Physics Asked on March 1, 2021

According to quantum mechanics, bosons can occupy the same quantum state in the same system but fermions cannot because the wave function for the interchange of two identical fermions would be asymmetric, according to the Pauli exclusion principle.

I was wondering what is the definition of such a system and its reach, e.g. I can have a free fermion at LHC and another one at LANL and both of them can be at the same state (because there is no quantum entanglement?), but in a neutron star, fermion degeneracy, i.e. that all these neutrons cannot occupy the same state, is what is giving the neutron star its particular characteristics.

So the question is: what is the formal definition of a system? When are these fermions entangled and cannot occupy the same state and when aren’t they?

2 Answers

I will stick with this definition for a physical system:

In physics, a physical system is a portion of the physical universe chosen for analysis. Everything outside the system is known as the environment. The environment is ignored except for its effects on the system.

You ask for many body systems:

So the question is: what is the formal definition of a system? When are these fermions entangled and cannot occupy the same state and when aren't they?

As an experimentalist I have found the density matrix formalism as useful for developing intuition about many particle systems.
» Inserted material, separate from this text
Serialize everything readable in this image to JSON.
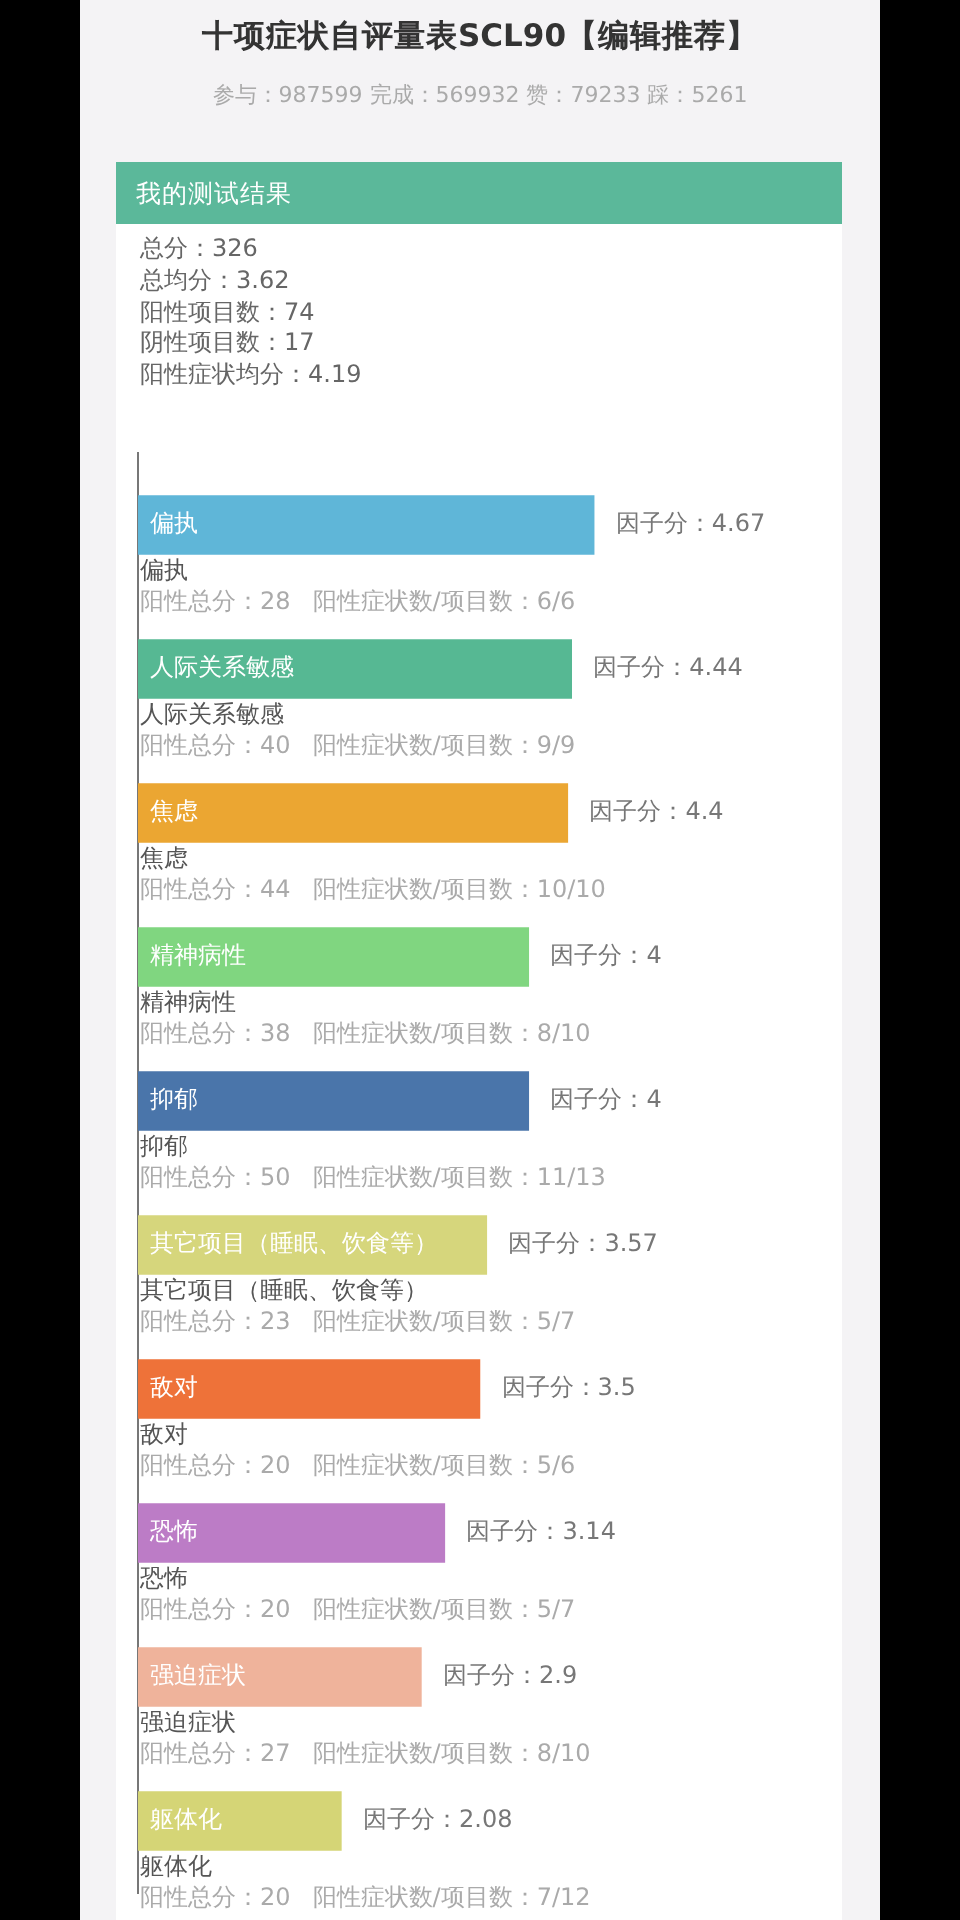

If the density matrix of the many body system has non zero off diagonal elements, it means that the particles in the chosen system are represented by one quantum mechanical wavefunction. The off diagonal elements show the degree of "entanglement" for the particular pair of particles.

This question and its answer might interest you for neutron stars.

Answered by anna v on March 1, 2021

Two identical fermions cannot be in the same state, period.

Location is part of the state, so two fermions in different locations are automatically not in the same state. "Gaussian wavepacket at $p$ momentum at the LHC" and "Gaussian wavepacket at $p$ momentum at LANL" are different states.

In principle all identical fermions have an exchange interaction regardless of distance, but in practice it's only significant at short distances.